Il s’agit d’éliminer plus de 1.000 tonnes de produits toxiques (sarin, gaz moutarde) stockés dans tout le pays. L’ONU et l’OIAC cherchent des candidats prêts à travailler d’arrache-pied pour tenir des délais. Tous les sites répertoriés dans la liste remise par la Syrie le 19 septembre à l’OIAC devront avoir été inspectés au plus tard dans 30 jours. La résolution du Conseil de sécurité adoptée vendredi fait obligation au régime Assad de détruire la totalité de ses stocks d’ici la mi-2014. Mais les détails du plan élaboré par les Russes et les Américains le 14 septembre pour inspecter et nettoyer 45 sites de stockage restent à préciser, selon des diplomates.
Pour Dina Esfandiary, une spécialiste de l’Institut international pour les études stratégiques de Londres, "il est très difficile de s’assurer qu’Assad a bien déclaré tout son arsenal. Et puis les inspecteurs feront des cibles parfaites dans cette guerre civile. Quiconque voudra saboter l’opération –et je suis sûr que beaucoup voudront le faire– pourra les prendre en joue".
Moscou et Pékin ont proposé leurs services pour l’opération syrienne. Les États-Unis, l’Allemagne et d’autres pays ont aussi offert leur aide technique ou financière. L’Italie a mis à disposition des appareils militaires C-130 pour transporter depuis les Pays-Bas jusqu’en Syrie les experts en armes chimiques, avec leur matériel.
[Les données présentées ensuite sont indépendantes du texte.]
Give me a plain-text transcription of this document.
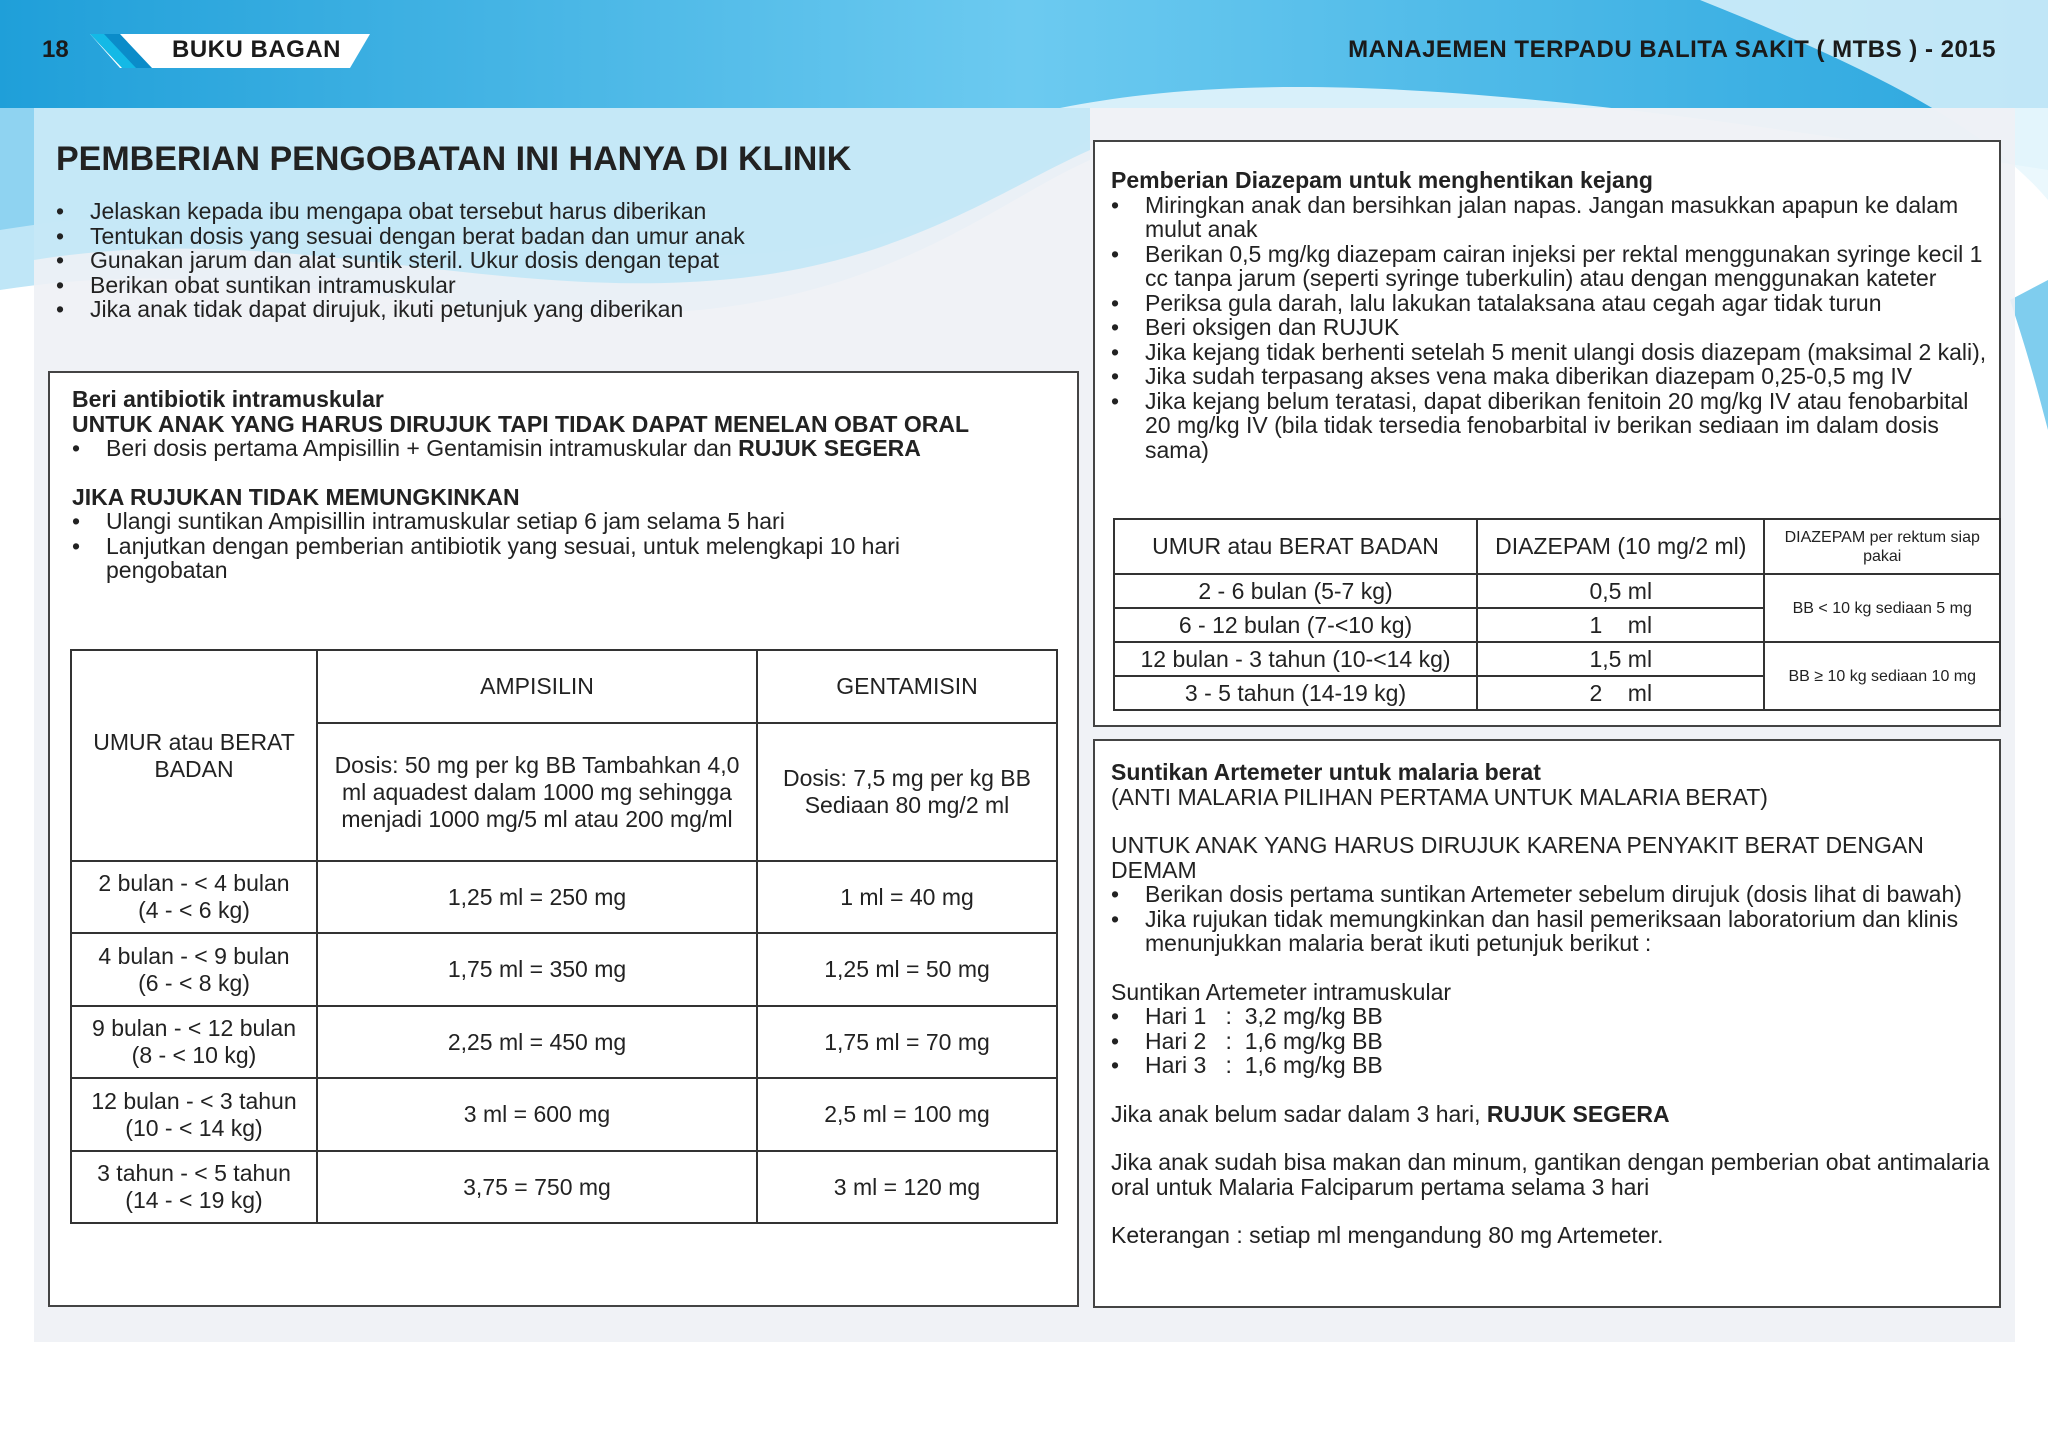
18	BUKU BAGAN	MANAJEMEN TERPADU BALITA SAKIT ( MTBS ) - 2015
PEMBERIAN PENGOBATAN INI HANYA DI KLINIK
• Jelaskan kepada ibu mengapa obat tersebut harus diberikan
• Tentukan dosis yang sesuai dengan berat badan dan umur anak
• Gunakan jarum dan alat suntik steril. Ukur dosis dengan tepat
• Berikan obat suntikan intramuskular
• Jika anak tidak dapat dirujuk, ikuti petunjuk yang diberikan
Beri antibiotik intramuskular
UNTUK ANAK YANG HARUS DIRUJUK TAPI TIDAK DAPAT MENELAN OBAT ORAL
• Beri dosis pertama Ampisillin + Gentamisin intramuskular dan RUJUK SEGERA
JIKA RUJUKAN TIDAK MEMUNGKINKAN
• Ulangi suntikan Ampisillin intramuskular setiap 6 jam selama 5 hari
• Lanjutkan dengan pemberian antibiotik yang sesuai, untuk melengkapi 10 hari pengobatan
UMUR atau BERAT BADAN	AMPISILIN	GENTAMISIN
	Dosis: 50 mg per kg BB Tambahkan 4,0 ml aquadest dalam 1000 mg sehingga menjadi 1000 mg/5 ml atau 200 mg/ml	Dosis: 7,5 mg per kg BB Sediaan 80 mg/2 ml

2 bulan - < 4 bulan
(4 - < 6 kg)	1,25 ml = 250 mg	1 ml = 40 mg

4 bulan - < 9 bulan
(6 - < 8 kg)	1,75 ml = 350 mg	1,25 ml = 50 mg

9 bulan - < 12 bulan
(8 - < 10 kg)	2,25 ml = 450 mg	1,75 ml = 70 mg

12 bulan - < 3 tahun
(10 - < 14 kg)	3 ml = 600 mg	2,5 ml = 100 mg

3 tahun - < 5 tahun
(14 - < 19 kg)	3,75 = 750 mg	3 ml = 120 mg
Pemberian Diazepam untuk menghentikan kejang
• Miringkan anak dan bersihkan jalan napas. Jangan masukkan apapun ke dalam mulut anak
• Berikan 0,5 mg/kg diazepam cairan injeksi per rektal menggunakan syringe kecil 1 cc tanpa jarum (seperti syringe tuberkulin) atau dengan menggunakan kateter
• Periksa gula darah, lalu lakukan tatalaksana atau cegah agar tidak turun
• Beri oksigen dan RUJUK
• Jika kejang tidak berhenti setelah 5 menit ulangi dosis diazepam (maksimal 2 kali),
• Jika sudah terpasang akses vena maka diberikan diazepam 0,25-0,5 mg IV
• Jika kejang belum teratasi, dapat diberikan fenitoin 20 mg/kg IV atau fenobarbital 20 mg/kg IV (bila tidak tersedia fenobarbital iv berikan sediaan im dalam dosis sama)
UMUR atau BERAT BADAN	DIAZEPAM (10 mg/2 ml)	DIAZEPAM per rektum siap pakai
2 - 6 bulan (5-7 kg)	0,5 ml	BB < 10 kg sediaan 5 mg
6 - 12 bulan (7-<10 kg)	1    ml	
12 bulan - 3 tahun (10-<14 kg)	1,5 ml	BB ≥ 10 kg sediaan 10 mg
3 - 5 tahun (14-19 kg)	2    ml	
Suntikan Artemeter untuk malaria berat
(ANTI MALARIA PILIHAN PERTAMA UNTUK MALARIA BERAT)
UNTUK ANAK YANG HARUS DIRUJUK KARENA PENYAKIT BERAT DENGAN DEMAM
• Berikan dosis pertama suntikan Artemeter sebelum dirujuk (dosis lihat di bawah)
• Jika rujukan tidak memungkinkan dan hasil pemeriksaan laboratorium dan klinis menunjukkan malaria berat ikuti petunjuk berikut :
Suntikan Artemeter intramuskular
• Hari 1   :  3,2 mg/kg BB
• Hari 2   :  1,6 mg/kg BB
• Hari 3   :  1,6 mg/kg BB
Jika anak belum sadar dalam 3 hari, RUJUK SEGERA
Jika anak sudah bisa makan dan minum, gantikan dengan pemberian obat antimalaria oral untuk Malaria Falciparum pertama selama 3 hari
Keterangan : setiap ml mengandung 80 mg Artemeter.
Le régime syrien a assuré qu’il veillerait à la sécurité des inspecteurs mais affirmé que les rebelles pourraient chercher à saboter leur mission.
‘Entente à l’ONU’
Parallèlement, des experts de l’ONU actuellement en mission en Syrie poursuivaient leur enquête pour déterminer si des armes chimiques ont été utilisées dans certaines zones du pays, après avoir confirmé à la mi-septembre le recours à ces armes prohibées le 21 août. Ces experts doivent conclure leur travail lundi et rendre un rapport vers la fin octobre.
La résolution 2118 votée après d’âpres négociations russo-américaines, est la première du Conseil de sécurité depuis le début du conflit en Syrie. Elle contraint le régime à détruire son arsenal chimique, sans cependant stipuler de sanctions automatiques en cas de manquement à ses engagements. Il faudra alors une deuxième résolution, ce qui laisse à Moscou, un allié du régime syrien, une possibilité de blocage.
Cette résolution fait suite à l’accord russo-américain conclu le 14 septembre afin d’éviter une frappe américaine en Syrie, une menace brandie par Washington en réponse à l’attaque chimique du 21 août. Réagissant à cette résolution, M. Mouallem a affirmé à New York que son pays avait adhéré à la convention sur l’interdiction des armes chimiques indépendamment de la résolution de l’ONU, soulignant le "sérieux" de son pays dans l’application de ses engagements en matière chimique.